While the interiors feel bright and spacious, Sarah was mindful of not putting a huge house on this site that would look out of place in the landscape. “You access the house from the side, when traditionally people like have a statement front door. We made it a bit more understated, prioritising other spaces in the building, the spaces you're in all the time.” What the entrance hall does have is dramatic double height glazing, and an open staircase allows light to flow freely through this space. The house is in fact just a storey and a half, so it sits into the surrounding area rather than sticking out. 

None of the spaces, however, feel anything less than generous, something that Sarah puts down to her careful consideration of proportion. “It's really important to us when we're designing houses. Whilst you're trying to create proportion in the form of building, the proportions of actual rooms are really important, that each one individually feels right. It's something that I've worked really hard on over the years. Because when you go into a well-proportioned space, well, you feel it.” 

 
The open staircase allows light to flow through the house.

The open staircase allows light to flow through the house.

 

The palette of materials inside and out has been kept deliberately pared back, giving a sense of calm simplicity. Details like the doors and steps of the staircase were treated with an oil to bring out grey tones, while similar tones in the slate and zinc exterior not only link to the interior, but nod to the fact that the house is modern, yet is aware of the history of other buildings in the area. 

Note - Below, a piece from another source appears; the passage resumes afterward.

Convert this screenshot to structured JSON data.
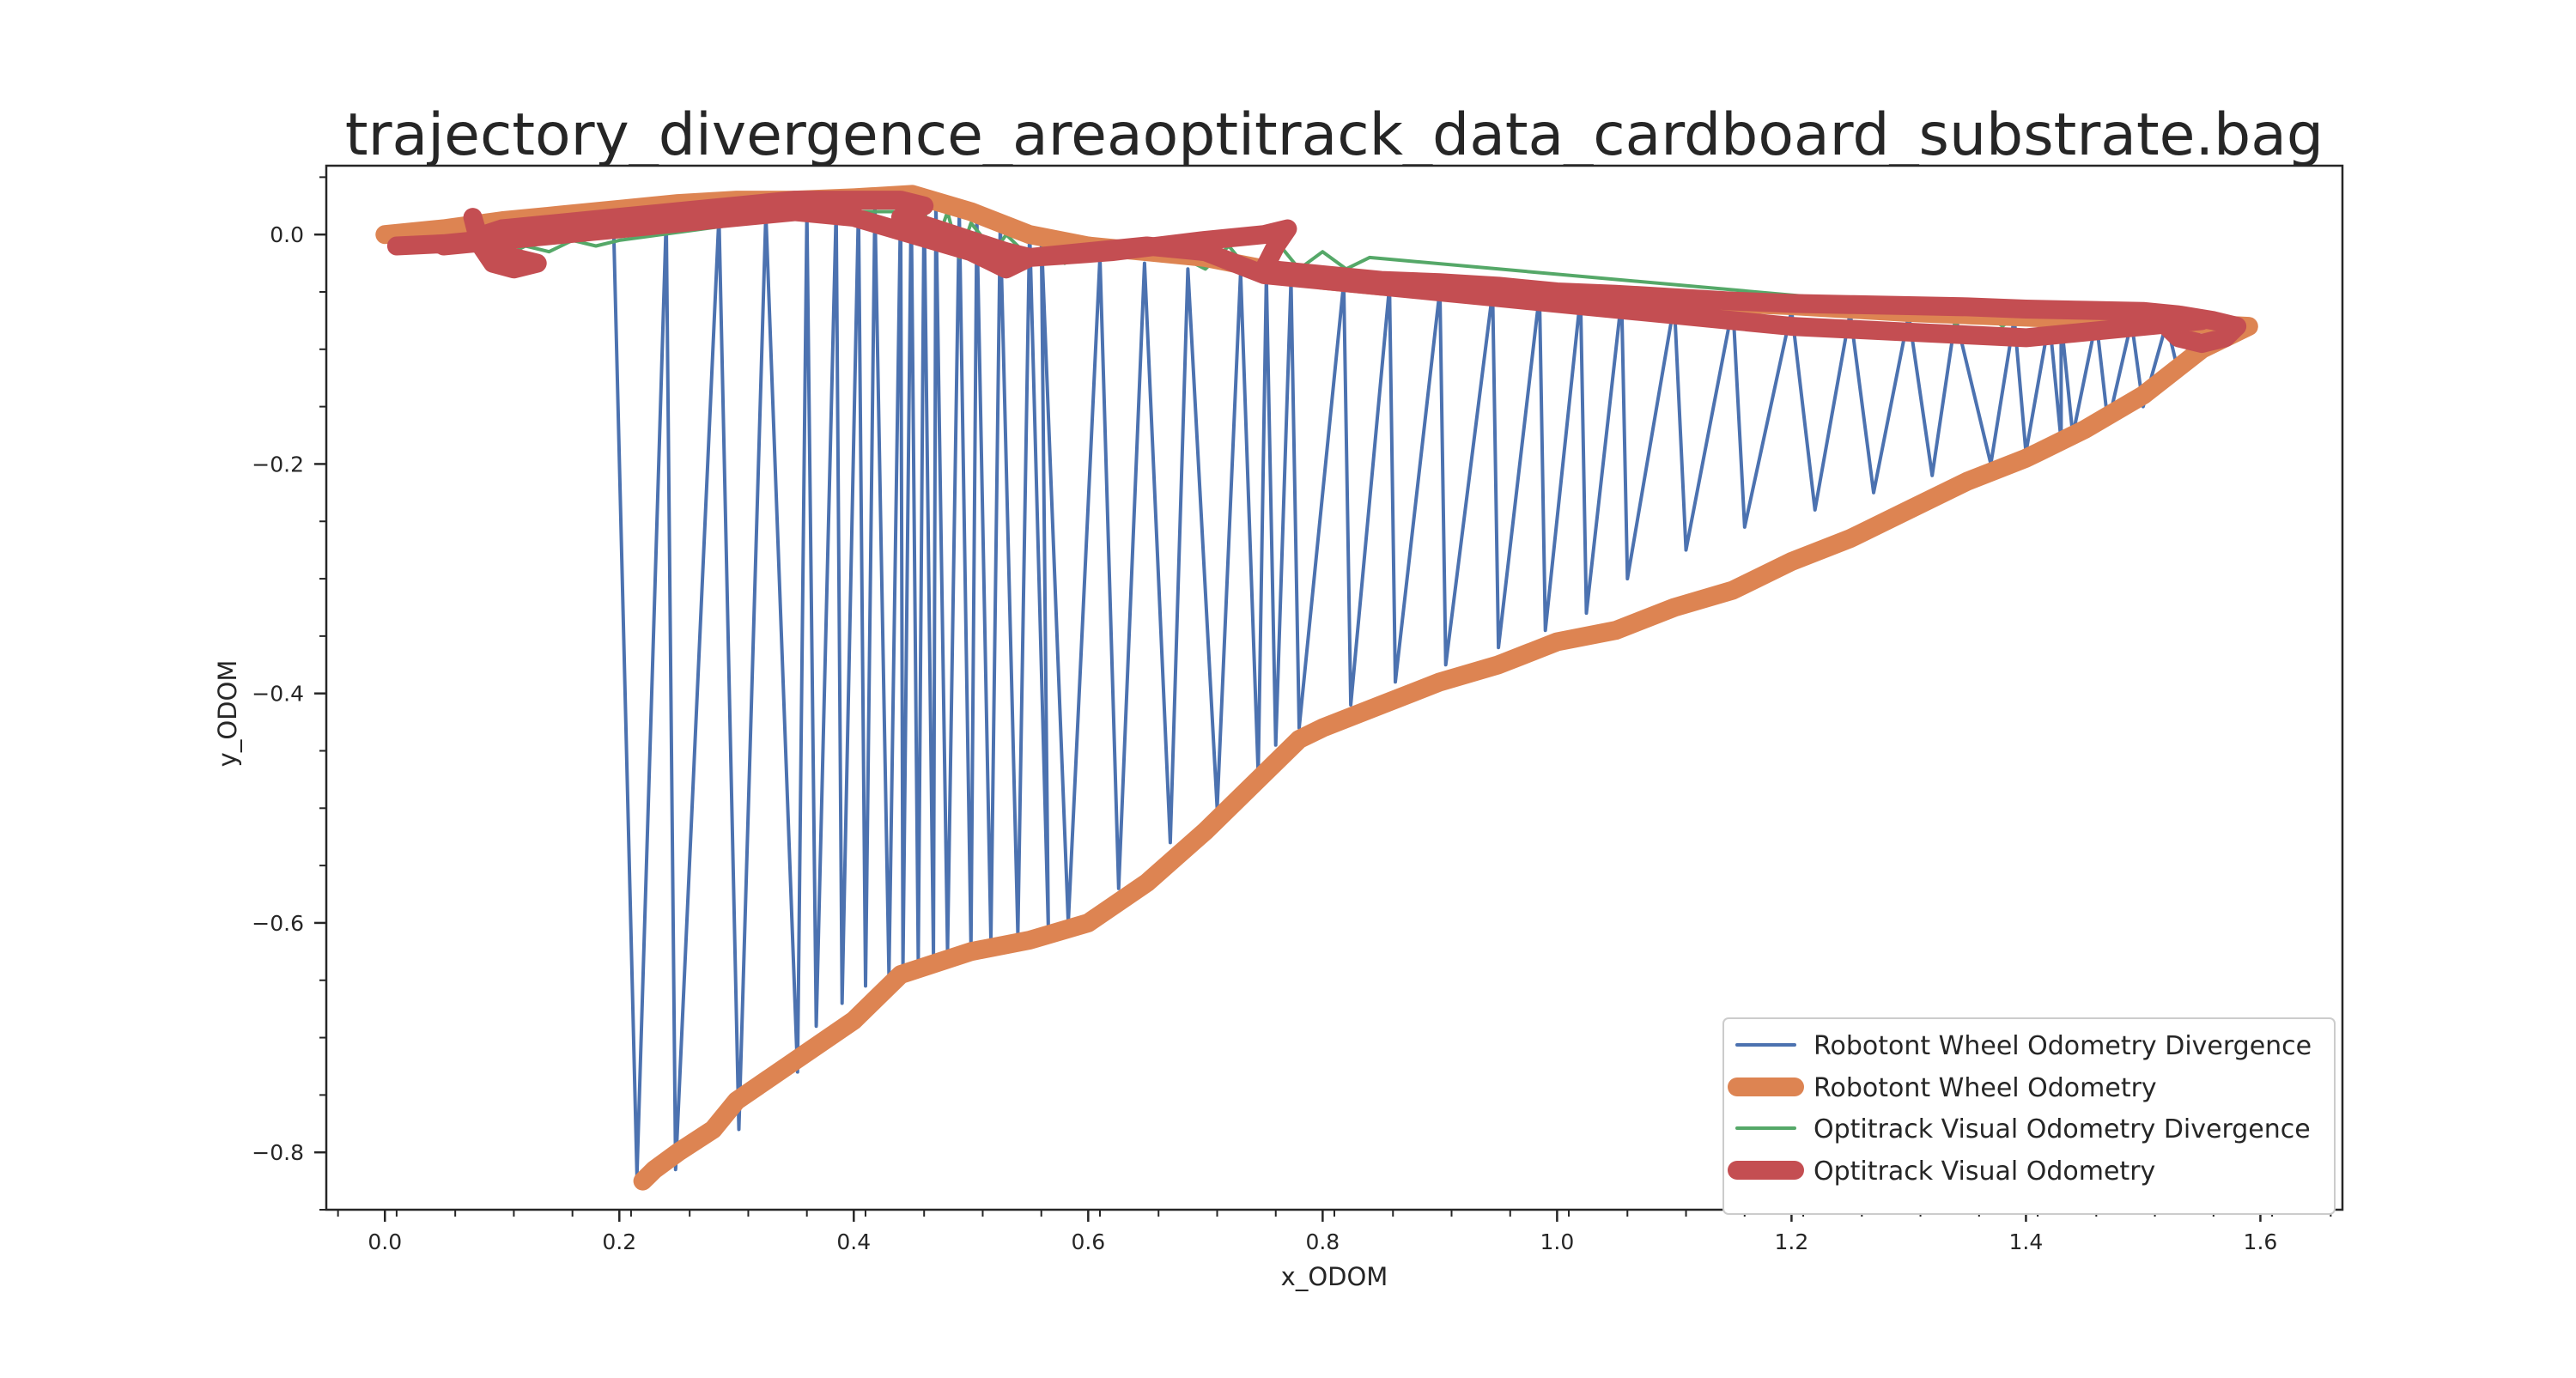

With this careful design, Sarah has created a home that ultimately is a relaxing space for this family. “It's instantly calming, and something I always aspire to in my designs is calm elegance. I really believe that the spaces you spend time in make an impact on how you feel. These types of spaces have the ability to slow you down – you can just sit in a chair, quietly contemplate life and look out to that fantastic view.”